Being too out there can bring you down (see: Auto, Florent, Icarus).
And then there are second chances, like today when Noel Cruz’s beloved Elettaria is reborn as Carmine Club Cafe.
From the ashes of that extinct wonder emerge earthy, source-conscious Mediterranean dishes like charred octopus with quinoa and romesco, oxtail braised with unsweetened cocoa, and a bresaola-topped pork burger on a coriander bun.
Hot-as-Hades flames lick chef Joe Vigorito’s (Lupa, Dell’Anima) pan in the former tenement’s open kitchen. Downstairs, the warmth continues: eat off mismatched antique china (pictured) in a private celebration-ready space. (The wedding soup — with capon, black kale, and veal meatballs — gives us an event idea.)

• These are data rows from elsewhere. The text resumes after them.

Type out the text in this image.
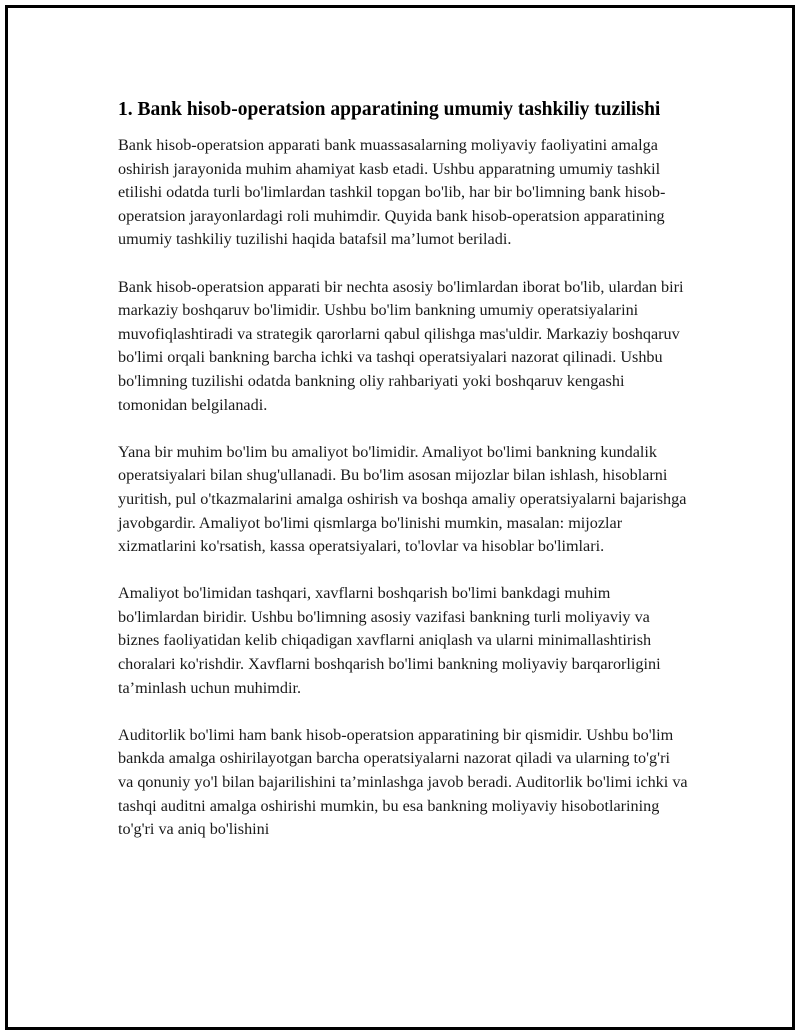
1. Bank hisob-operatsion apparatining umumiy tashkiliy tuzilishi

Bank hisob-operatsion apparati bank muassasalarning moliyaviy faoliyatini amalga oshirish jarayonida muhim ahamiyat kasb etadi. Ushbu apparatning umumiy tashkil etilishi odatda turli bo'limlardan tashkil topgan bo'lib, har bir bo'limning bank hisob-operatsion jarayonlardagi roli muhimdir. Quyida bank hisob-operatsion apparatining umumiy tashkiliy tuzilishi haqida batafsil ma’lumot beriladi.

Bank hisob-operatsion apparati bir nechta asosiy bo'limlardan iborat bo'lib, ulardan biri markaziy boshqaruv bo'limidir. Ushbu bo'lim bankning umumiy operatsiyalarini muvofiqlashtiradi va strategik qarorlarni qabul qilishga mas'uldir. Markaziy boshqaruv bo'limi orqali bankning barcha ichki va tashqi operatsiyalari nazorat qilinadi. Ushbu bo'limning tuzilishi odatda bankning oliy rahbariyati yoki boshqaruv kengashi tomonidan belgilanadi.

Yana bir muhim bo'lim bu amaliyot bo'limidir. Amaliyot bo'limi bankning kundalik operatsiyalari bilan shug'ullanadi. Bu bo'lim asosan mijozlar bilan ishlash, hisoblarni yuritish, pul o'tkazmalarini amalga oshirish va boshqa amaliy operatsiyalarni bajarishga javobgardir. Amaliyot bo'limi qismlarga bo'linishi mumkin, masalan: mijozlar xizmatlarini ko'rsatish, kassa operatsiyalari, to'lovlar va hisoblar bo'limlari.

Amaliyot bo'limidan tashqari, xavflarni boshqarish bo'limi bankdagi muhim bo'limlardan biridir. Ushbu bo'limning asosiy vazifasi bankning turli moliyaviy va biznes faoliyatidan kelib chiqadigan xavflarni aniqlash va ularni minimallashtirish choralari ko'rishdir. Xavflarni boshqarish bo'limi bankning moliyaviy barqarorligini ta’minlash uchun muhimdir.

Auditorlik bo'limi ham bank hisob-operatsion apparatining bir qismidir. Ushbu bo'lim bankda amalga oshirilayotgan barcha operatsiyalarni nazorat qiladi va ularning to'g'ri va qonuniy yo'l bilan bajarilishini ta’minlashga javob beradi. Auditorlik bo'limi ichki va tashqi auditni amalga oshirishi mumkin, bu esa bankning moliyaviy hisobotlarining to'g'ri va aniq bo'lishini
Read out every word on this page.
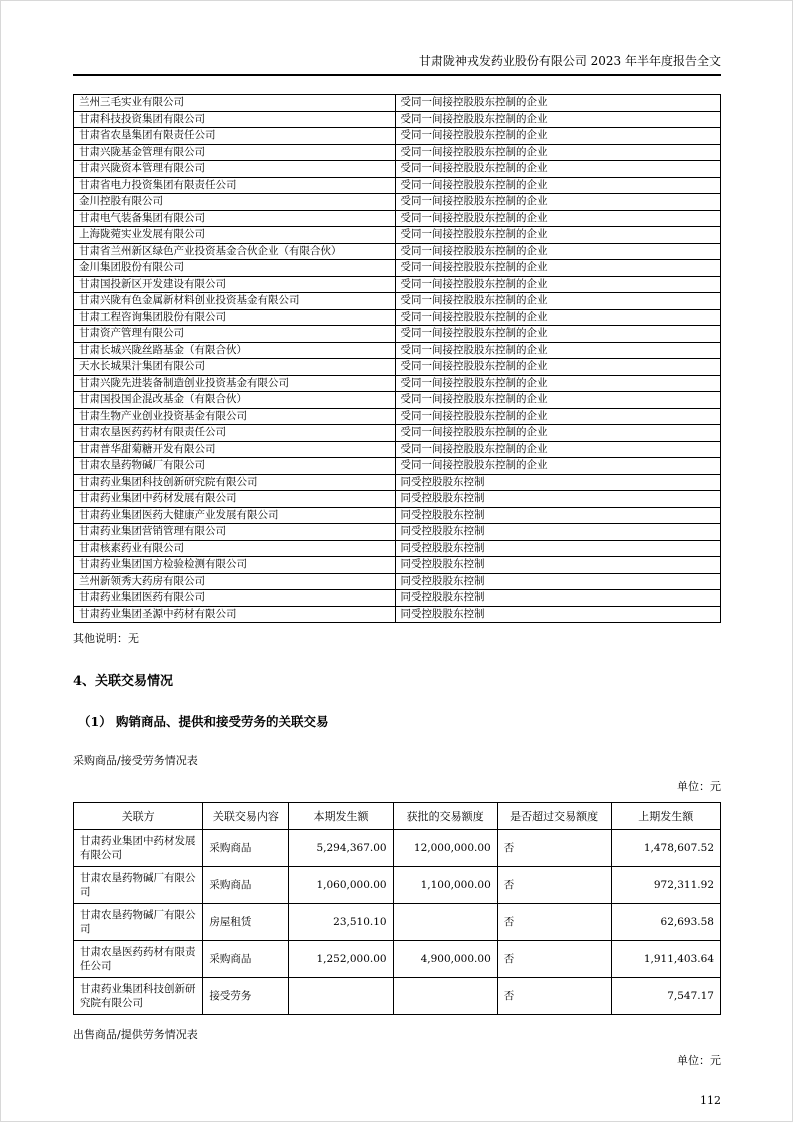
甘肃陇神戎发药业股份有限公司 2023 年半年度报告全文
兰州三毛实业有限公司	受同一间接控股股东控制的企业
甘肃科技投资集团有限公司	受同一间接控股股东控制的企业
甘肃省农垦集团有限责任公司	受同一间接控股股东控制的企业
甘肃兴陇基金管理有限公司	受同一间接控股股东控制的企业
甘肃兴陇资本管理有限公司	受同一间接控股股东控制的企业
甘肃省电力投资集团有限责任公司	受同一间接控股股东控制的企业
金川控股有限公司	受同一间接控股股东控制的企业
甘肃电气装备集团有限公司	受同一间接控股股东控制的企业
上海陇菀实业发展有限公司	受同一间接控股股东控制的企业
甘肃省兰州新区绿色产业投资基金合伙企业（有限合伙）	受同一间接控股股东控制的企业
金川集团股份有限公司	受同一间接控股股东控制的企业
甘肃国投新区开发建设有限公司	受同一间接控股股东控制的企业
甘肃兴陇有色金属新材料创业投资基金有限公司	受同一间接控股股东控制的企业
甘肃工程咨询集团股份有限公司	受同一间接控股股东控制的企业
甘肃资产管理有限公司	受同一间接控股股东控制的企业
甘肃长城兴陇丝路基金（有限合伙）	受同一间接控股股东控制的企业
天水长城果汁集团有限公司	受同一间接控股股东控制的企业
甘肃兴陇先进装备制造创业投资基金有限公司	受同一间接控股股东控制的企业
甘肃国投国企混改基金（有限合伙）	受同一间接控股股东控制的企业
甘肃生物产业创业投资基金有限公司	受同一间接控股股东控制的企业
甘肃农垦医药药材有限责任公司	受同一间接控股股东控制的企业
甘肃普华甜菊糖开发有限公司	受同一间接控股股东控制的企业
甘肃农垦药物碱厂有限公司	受同一间接控股股东控制的企业
甘肃药业集团科技创新研究院有限公司	同受控股股东控制
甘肃药业集团中药材发展有限公司	同受控股股东控制
甘肃药业集团医药大健康产业发展有限公司	同受控股股东控制
甘肃药业集团营销管理有限公司	同受控股股东控制
甘肃核素药业有限公司	同受控股股东控制
甘肃药业集团国方检验检测有限公司	同受控股股东控制
兰州新领秀大药房有限公司	同受控股股东控制
甘肃药业集团医药有限公司	同受控股股东控制
甘肃药业集团圣源中药材有限公司	同受控股股东控制

其他说明：无

4、关联交易情况

（1） 购销商品、提供和接受劳务的关联交易

采购商品/接受劳务情况表

单位：元

关联方	关联交易内容	本期发生额	获批的交易额度	是否超过交易额度	上期发生额
甘肃药业集团中药材发展有限公司	采购商品	5,294,367.00	12,000,000.00	否	1,478,607.52
甘肃农垦药物碱厂有限公司	采购商品	1,060,000.00	1,100,000.00	否	972,311.92
甘肃农垦药物碱厂有限公司	房屋租赁	23,510.10		否	62,693.58
甘肃农垦医药药材有限责任公司	采购商品	1,252,000.00	4,900,000.00	否	1,911,403.64
甘肃药业集团科技创新研究院有限公司	接受劳务			否	7,547.17

出售商品/提供劳务情况表

单位：元

112
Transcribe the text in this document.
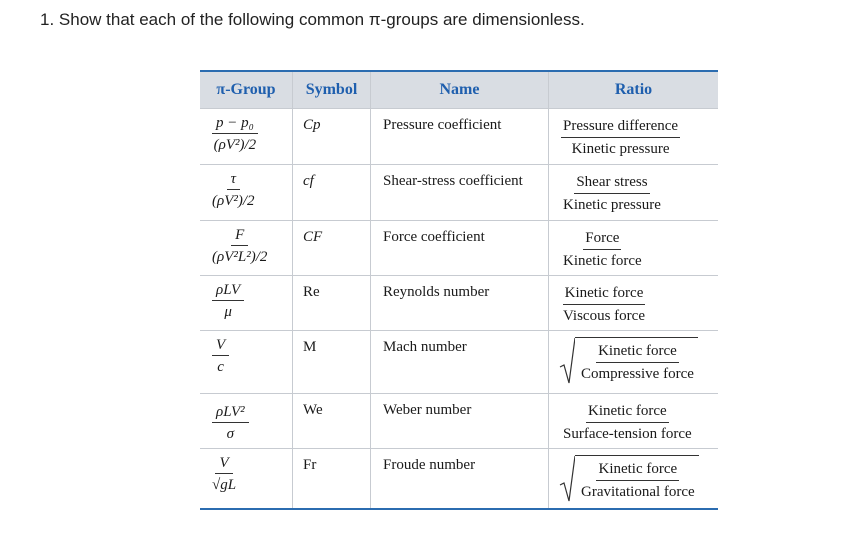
1. Show that each of the following common π-groups are dimensionless.
π-Group	Symbol	Name	Ratio
$\frac{\text{p − p₀}}{\text{(ρV²)/2}}$	Cp	Pressure coefficient	$\frac{\text{Pressure difference}}{\text{Kinetic pressure}}$
$\frac{\tau}{\text{(ρV²)/2}}$	cf	Shear-stress coefficient	$\frac{\text{Shear stress}}{\text{Kinetic pressure}}$
$\frac{F}{\text{(ρV²L²)/2}}$	CF	Force coefficient	$\frac{\text{Force}}{\text{Kinetic force}}$
$\frac{\text{ρLV}}{\mu}$	Re	Reynolds number	$\frac{\text{Kinetic force}}{\text{Viscous force}}$
$\frac{V}{c}$	M	Mach number	$\frac{\text{Kinetic force}}{\text{Compressive force}}$
$\frac{\text{ρLV²}}{\sigma}$	We	Weber number	$\frac{\text{Kinetic force}}{\text{Surface-tension force}}$
$\frac{V}{√gL}$	Fr	Froude number	$\frac{\text{Kinetic force}}{\text{Gravitational force}}$
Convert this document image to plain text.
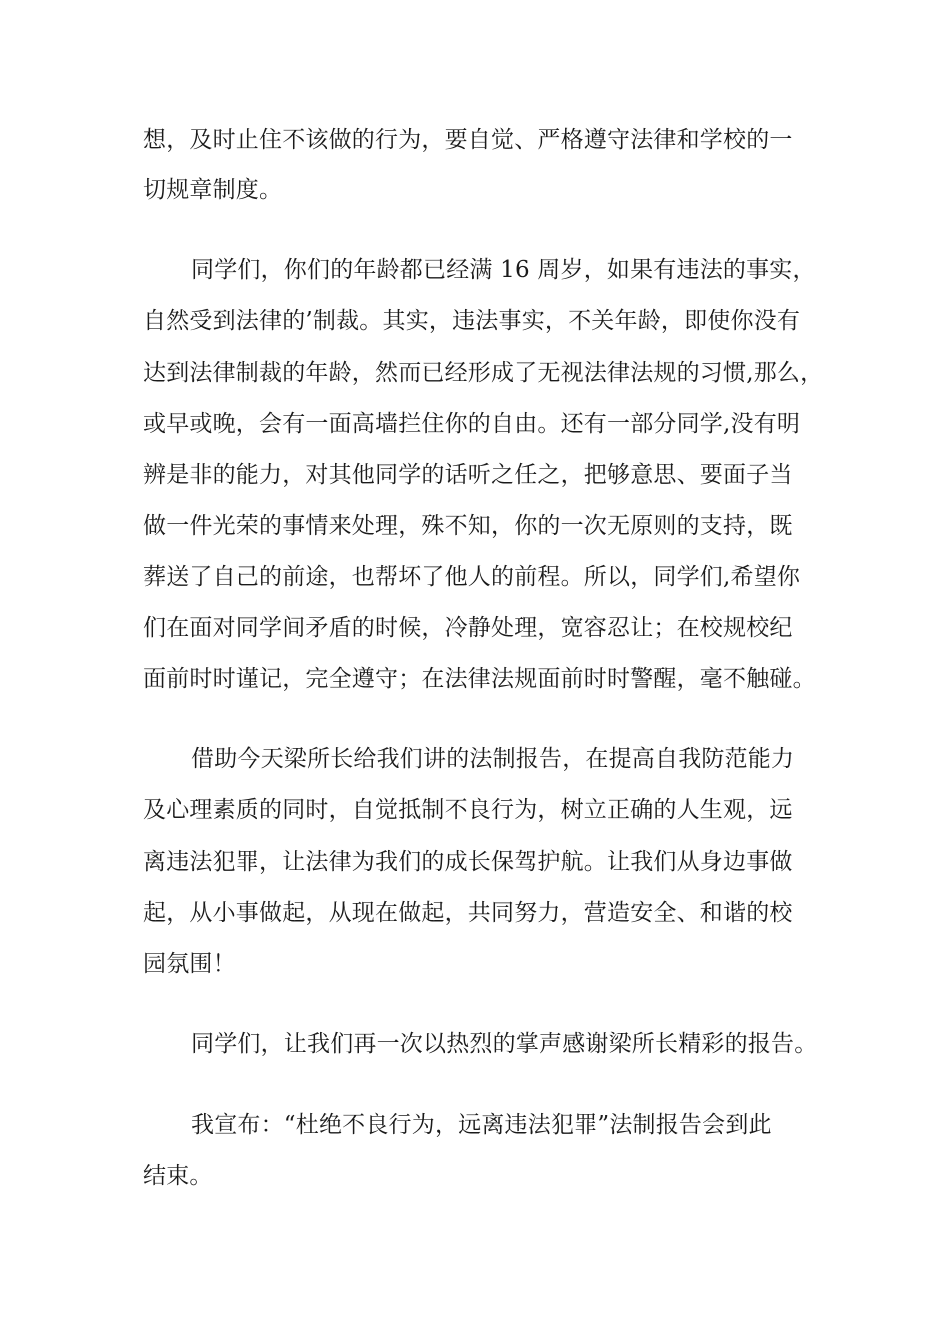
想，及时止住不该做的行为，要自觉、严格遵守法律和学校的一

切规章制度。

同学们，你们的年龄都已经满 16 周岁，如果有违法的事实，

自然受到法律的’制裁。其实，违法事实，不关年龄，即使你没有

达到法律制裁的年龄，然而已经形成了无视法律法规的习惯,那么，

或早或晚，会有一面高墙拦住你的自由。还有一部分同学,没有明

辨是非的能力，对其他同学的话听之任之，把够意思、要面子当

做一件光荣的事情来处理，殊不知，你的一次无原则的支持，既

葬送了自己的前途，也帮坏了他人的前程。所以，同学们,希望你

们在面对同学间矛盾的时候，冷静处理，宽容忍让；在校规校纪

面前时时谨记，完全遵守；在法律法规面前时时警醒，毫不触碰。

借助今天梁所长给我们讲的法制报告，在提高自我防范能力

及心理素质的同时，自觉抵制不良行为，树立正确的人生观，远

离违法犯罪，让法律为我们的成长保驾护航。让我们从身边事做

起，从小事做起，从现在做起，共同努力，营造安全、和谐的校

园氛围！

同学们，让我们再一次以热烈的掌声感谢梁所长精彩的报告。

我宣布：“杜绝不良行为，远离违法犯罪”法制报告会到此

结束。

We dig the old-timey decor (library ladder, Bowery-sourced antiques, industrial gooseneck sconces, a circa-1900 NYC street photo) and could write epic poems fueled by the whiskey-barrel aged ale and tap-pulled local wine. And when the “intense” Stumptown coffee program and lunch and brunch finally come together, it’ll give us wings.
Carmine Club Cafe, 41-43 Carmine Street, between Bedford and Bleecker Streets (212-933-0527 or carmineclubcafe.com).